Llamas-Velasco Mar, Cannata Jimena, Dominguez Inmaculada, García-Noblejas Ana, Aragües Maximiliano, Fraga Javier, Arranz Reyes
Department of Dermatology, Hospital Universitario de La Princesa, Madrid, Spain.
J Cutan Pathol. 2012 Dec;39(12):1125-30. doi: 10.1111/cup.12013. Epub 2012 Oct 8.

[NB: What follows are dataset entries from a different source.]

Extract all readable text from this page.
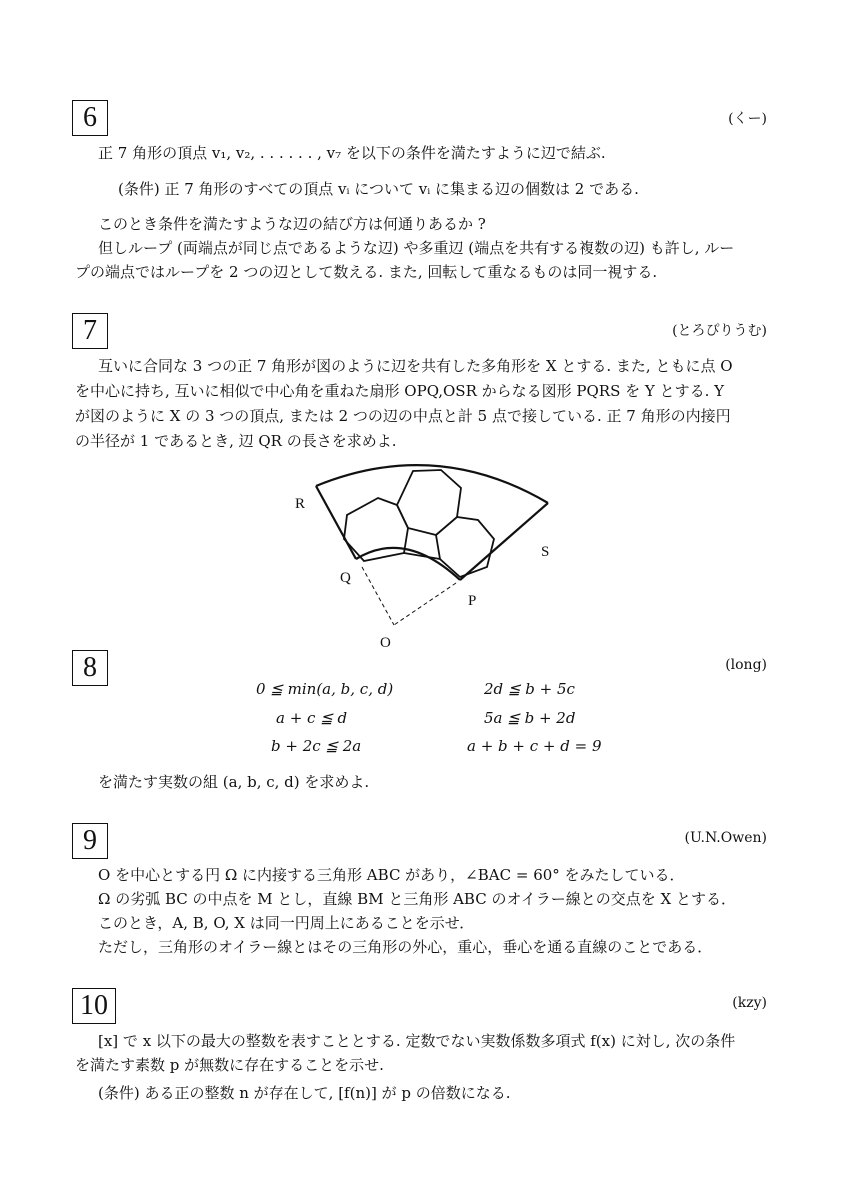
6	(くー)
正 7 角形の頂点 v₁, v₂, . . . . . . , v₇ を以下の条件を満たすように辺で結ぶ.
(条件) 正 7 角形のすべての頂点 vᵢ について vᵢ に集まる辺の個数は 2 である.
このとき条件を満たすような辺の結び方は何通りあるか ?
但しループ (両端点が同じ点であるような辺) や多重辺 (端点を共有する複数の辺) も許し, ルー
プの端点ではループを 2 つの辺として数える. また, 回転して重なるものは同一視する.
7	(とろぴりうむ)
互いに合同な 3 つの正 7 角形が図のように辺を共有した多角形を X とする. また, ともに点 O
を中心に持ち, 互いに相似で中心角を重ねた扇形 OPQ,OSR からなる図形 PQRS を Y とする. Y
が図のように X の 3 つの頂点, または 2 つの辺の中点と計 5 点で接している. 正 7 角形の内接円
の半径が 1 であるとき, 辺 QR の長さを求めよ.
R
S
Q
P
O
8	(long)
0 ≦ min(a, b, c, d)
a + c ≦ d
b + 2c ≦ 2a
2d ≦ b + 5c
5a ≦ b + 2d
a + b + c + d = 9
を満たす実数の組 (a, b, c, d) を求めよ.
9	(U.N.Owen)
O を中心とする円 Ω に内接する三角形 ABC があり，∠BAC = 60° をみたしている．
Ω の劣弧 BC の中点を M とし，直線 BM と三角形 ABC のオイラー線との交点を X とする．
このとき，A, B, O, X は同一円周上にあることを示せ．
ただし，三角形のオイラー線とはその三角形の外心，重心，垂心を通る直線のことである．
10	(kzy)
[x] で x 以下の最大の整数を表すこととする. 定数でない実数係数多項式 f(x) に対し, 次の条件
を満たす素数 p が無数に存在することを示せ.
(条件) ある正の整数 n が存在して, [f(n)] が p の倍数になる.
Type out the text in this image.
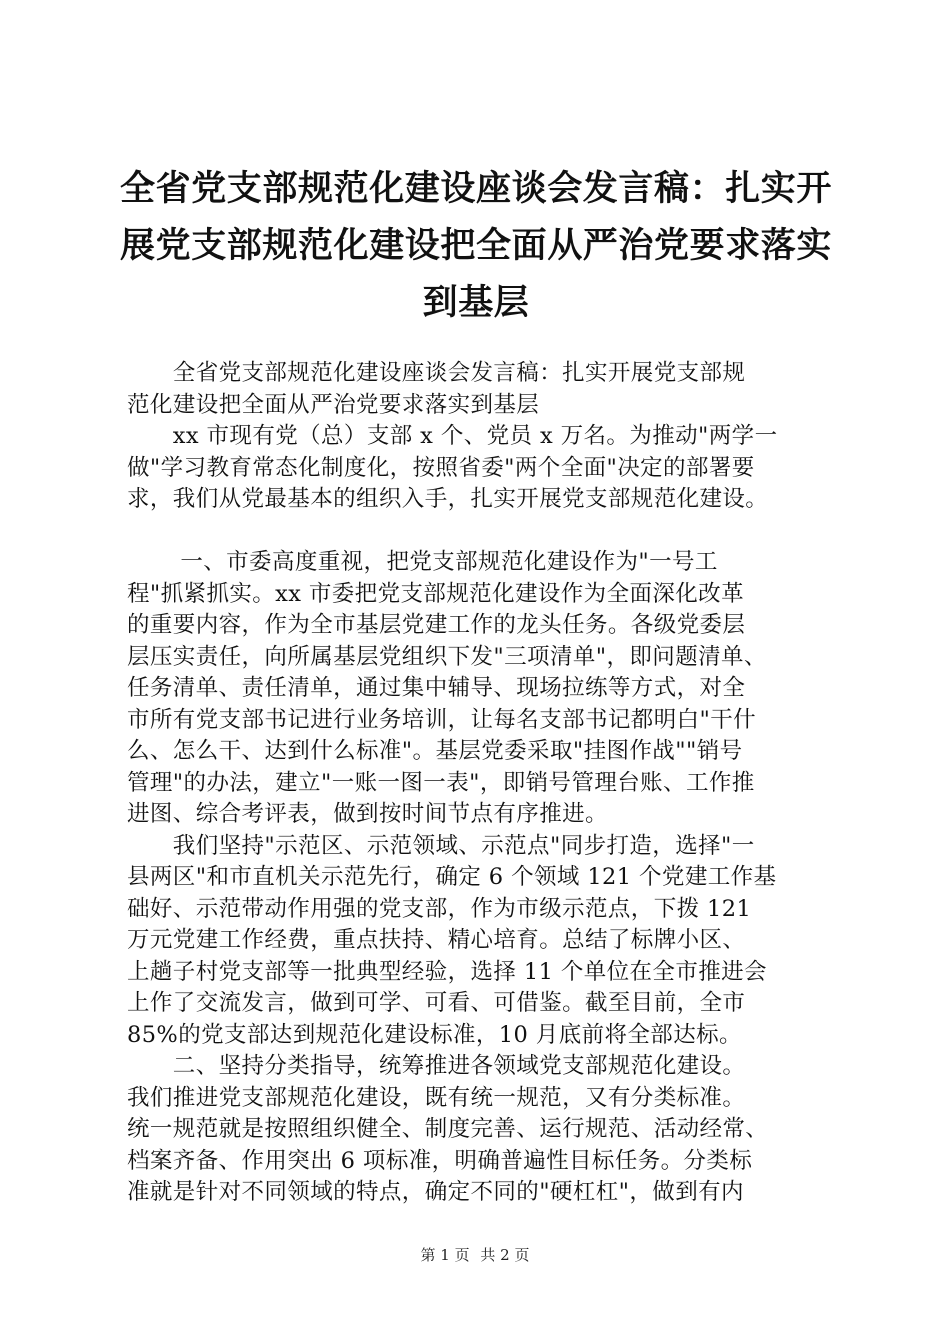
全省党支部规范化建设座谈会发言稿：扎实开
展党支部规范化建设把全面从严治党要求落实
到基层

　　全省党支部规范化建设座谈会发言稿：扎实开展党支部规
范化建设把全面从严治党要求落实到基层

　　xx 市现有党（总）支部 x 个、党员 x 万名。为推动"两学一
做"学习教育常态化制度化，按照省委"两个全面"决定的部署要
求，我们从党最基本的组织入手，扎实开展党支部规范化建设。

　　 一、市委高度重视，把党支部规范化建设作为"一号工
程"抓紧抓实。xx 市委把党支部规范化建设作为全面深化改革
的重要内容，作为全市基层党建工作的龙头任务。各级党委层
层压实责任，向所属基层党组织下发"三项清单"，即问题清单、
任务清单、责任清单，通过集中辅导、现场拉练等方式，对全
市所有党支部书记进行业务培训，让每名支部书记都明白"干什
么、怎么干、达到什么标准"。基层党委采取"挂图作战""销号
管理"的办法，建立"一账一图一表"，即销号管理台账、工作推
进图、综合考评表，做到按时间节点有序推进。

　　我们坚持"示范区、示范领域、示范点"同步打造，选择"一
县两区"和市直机关示范先行，确定 6 个领域 121 个党建工作基
础好、示范带动作用强的党支部，作为市级示范点，下拨 121
万元党建工作经费，重点扶持、精心培育。总结了标牌小区、
上趟子村党支部等一批典型经验，选择 11 个单位在全市推进会
上作了交流发言，做到可学、可看、可借鉴。截至目前，全市
85%的党支部达到规范化建设标准，10 月底前将全部达标。

　　二、坚持分类指导，统筹推进各领域党支部规范化建设。
我们推进党支部规范化建设，既有统一规范，又有分类标准。
统一规范就是按照组织健全、制度完善、运行规范、活动经常、
档案齐备、作用突出 6 项标准，明确普遍性目标任务。分类标
准就是针对不同领域的特点，确定不同的"硬杠杠"，做到有内

第 1 页 共 2 页
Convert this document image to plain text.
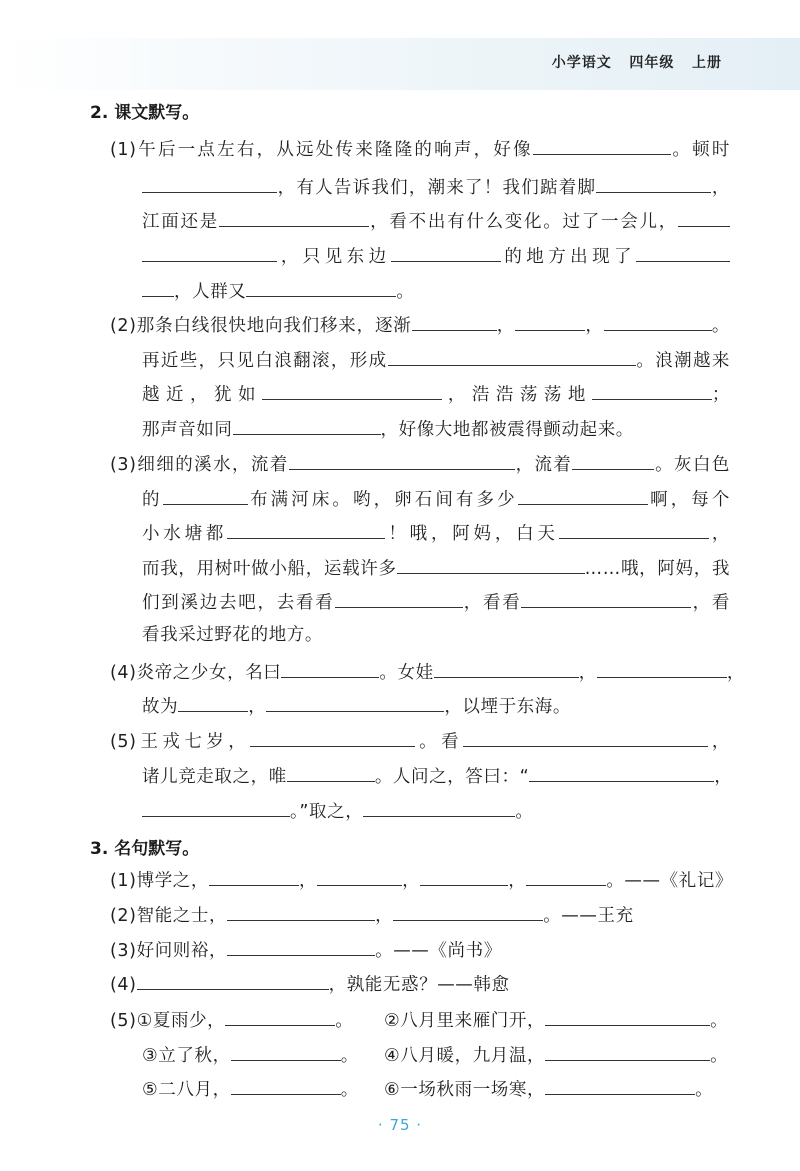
小学语文   四年级   上册
2. 课文默写。
(1)午后一点左右，从远处传来隆隆的响声，好像	。顿时
，有人告诉我们，潮来了！我们踮着脚	，
江面还是	，看不出有什么变化。过了一会儿，
，只见东边	的地方出现了
，人群又	。
(2)那条白线很快地向我们移来，逐渐	，	，	。
再近些，只见白浪翻滚，形成	。浪潮越来
越近，犹如	，浩浩荡荡地	；
那声音如同	，好像大地都被震得颤动起来。
(3)细细的溪水，流着	，流着	。灰白色
的	布满河床。哟，卵石间有多少	啊，每个
小水塘都	！哦，阿妈，白天	，
而我，用树叶做小船，运载许多	……哦，阿妈，我
们到溪边去吧，去看看	，看看	，看
看我采过野花的地方。
(4)炎帝之少女，名曰	。女娃	，	，
故为	，	，以堙于东海。
(5)王戎七岁，	。看	，
诸儿竞走取之，唯	。人问之，答曰：“	，
。”取之，	。
3. 名句默写。
(1)博学之，	，	，	，	。——《礼记》
(2)智能之士，	，	。——王充
(3)好问则裕，	。——《尚书》
(4)	，孰能无惑？——韩愈
(5)①夏雨少，	。 ②八月里来雁门开，	。
③立了秋，	。 ④八月暖，九月温，	。
⑤二八月，	。 ⑥一场秋雨一场寒，	。
· 75 ·
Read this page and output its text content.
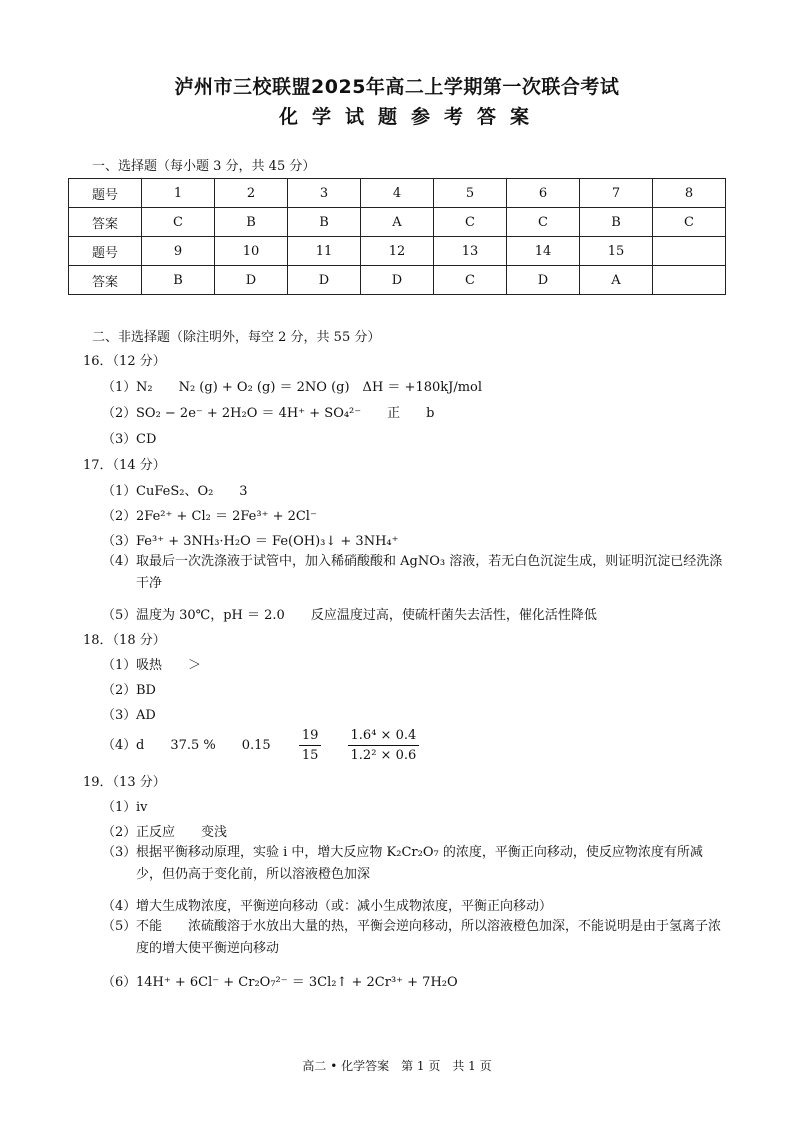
泸州市三校联盟2025年高二上学期第一次联合考试
化学试题参考答案
一、选择题（每小题 3 分，共 45 分）
题号	1	2	3	4	5	6	7	8
答案	C	B	B	A	C	C	B	C
题号	9	10	11	12	13	14	15	
答案	B	D	D	D	C	D	A	
二、非选择题（除注明外，每空 2 分，共 55 分）
16．（12 分）
（1）N₂　　N₂ (g) + O₂ (g) ＝ 2NO (g)　ΔH ＝ +180kJ/mol
（2）SO₂ − 2e⁻ + 2H₂O ＝ 4H⁺ + SO₄²⁻　　正　　b
（3）CD
17．（14 分）
（1）CuFeS₂、O₂　　3
（2）2Fe²⁺ + Cl₂ ＝ 2Fe³⁺ + 2Cl⁻
（3）Fe³⁺ + 3NH₃·H₂O ＝ Fe(OH)₃↓ + 3NH₄⁺
（4） 取最后一次洗涤液于试管中，加入稀硝酸酸和 AgNO₃ 溶液，若无白色沉淀生成，则证明沉淀已经洗涤干净
（5）温度为 30℃，pH ＝ 2.0　　反应温度过高，使硫杆菌失去活性，催化活性降低
18．（18 分）
（1）吸热　　＞
（2）BD
（3）AD
（4）d　　37.5 %　　$0.15 \frac{19}{15}$
$\frac{\text{1.6⁴ × 0.4}}{\text{1.2² × 0.6}}$
19．（13 分）
（1）iv
（2）正反应　　变浅
（3） 根据平衡移动原理，实验 i 中，增大反应物 K₂Cr₂O₇ 的浓度，平衡正向移动，使反应物浓度有所减少，但仍高于变化前，所以溶液橙色加深
（4）增大生成物浓度，平衡逆向移动（或：减小生成物浓度，平衡正向移动）
（5） 不能　　浓硫酸溶于水放出大量的热，平衡会逆向移动，所以溶液橙色加深，不能说明是由于氢离子浓度的增大使平衡逆向移动
（6）14H⁺ + 6Cl⁻ + Cr₂O₇²⁻ ＝ 3Cl₂↑ + 2Cr³⁺ + 7H₂O
高二 • 化学答案　第 1 页　共 1 页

The coexistence of skin-limited Langerhans cell histiocytosis (LCH) and Rosai-Dorfman disease (RDD) is an exceptional finding. The association of lymphomas and histiocytosis is also infrequent. We report the case of a 68-year-old man which presented an exceptional association of cutaneous LCH and RDD and splenic marginal zone lymphoma. He was stable for few years. Suddenly, the patient was admitted into Hematology Department with a remarkable enlargement of spleen and liver without enlargement of lymphadenopathies or skin lesions flare. He died 24 h later despite treatment with systemic chemotherapy combined with prednisone. Pre-mortem biopsy showed infiltration with histiocytic sarcoma. We think that a transdifferentiation phenomenon could explain our case, although we could not show a clonal relationship between the cutaneous and the liver diseases. We also want to pay attention to the fact that a fast transformation to a more aggressive disease can occur long time after the presentation of the first lesion, a problem that stresses the importance of performing a close and permanent follow-up of these patients.
皮肤局限性朗格汉斯细胞组织细胞增多症(LCH)与罗萨伊-多夫曼病(RDD)并存是一种罕见的发现。淋巴瘤与组织细胞增多症的关联也不常见。我们报告一例68岁男性病例,其表现为皮肤LCH、RDD与脾边缘区淋巴瘤的罕见关联。他病情稳定数年。突然,患者因脾脏和肝脏显著肿大而入住血液科,无淋巴结肿大或皮肤病变复发。尽管接受了全身化疗联合泼尼松治疗,他在24小时后死亡。生前活检显示为组织细胞肉瘤浸润。我们认为转分化现象可以解释我们的病例,尽管我们无法证明皮肤疾病与肝脏疾病之间存在克隆关系。我们还想强调的是,在首次出现病变很长时间后,可能会迅速转变为更具侵袭性的疾病,这一问题凸显了对这些患者进行密切和长期随访的重要性。